Schwimmende Offshore-Turbinen vor Fukushimas Küste geplant

Tokio, Japan - Vor der Küste von Fukushima ist ein Offshore-Pilotprojekt mit schwimmenden Windkraftanlagen geplant. Diese Maßnahme der japanischen Regierung soll dazu beitragen, die vom Erdbeben und dem Tsunami verwüstete Region wieder aufzubauen. Nach Medienberichten stellt die japanische Regierung rund 260 Mio. US-Dollar für das Offshoreprojekt mit mindestens sechs Anlagen zur Verfügung.
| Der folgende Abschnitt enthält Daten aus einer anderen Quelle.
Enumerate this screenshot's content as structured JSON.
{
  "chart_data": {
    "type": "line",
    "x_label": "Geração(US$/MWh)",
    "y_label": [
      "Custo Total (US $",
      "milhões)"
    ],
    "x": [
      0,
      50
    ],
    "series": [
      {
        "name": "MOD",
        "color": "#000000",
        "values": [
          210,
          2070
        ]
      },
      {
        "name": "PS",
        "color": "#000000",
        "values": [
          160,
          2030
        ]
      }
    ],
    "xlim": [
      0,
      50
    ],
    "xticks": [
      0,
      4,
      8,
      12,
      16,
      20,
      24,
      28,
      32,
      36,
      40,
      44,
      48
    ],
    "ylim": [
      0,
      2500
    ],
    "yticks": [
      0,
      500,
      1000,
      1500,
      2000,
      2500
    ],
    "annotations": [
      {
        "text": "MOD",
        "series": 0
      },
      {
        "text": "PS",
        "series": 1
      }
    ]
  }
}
Die gleiche Fördersumme ist jüngst für das Forschungsprojekt eines schnellen Brüters/Atomreaktors eingefroren worden.

Die Entwicklung von schwimmenden Offshore-Anlagen ist relativ jung. 2009 wurde von der Firma StatoilHydro erstmals eine derartige Anlage in Betrieb genommen. Die schwimmenden Turbinen werden vor allem in tiefen Gewässern genutzt. Derzeit gibt es solche Anlagen hauptsächlich vor der norwegischen Küste. Vor der Küste Fukushimas wollen die beiden asiatischen Firmen Mitsubishi und Fuji die geplanten Anlagen umsetzen.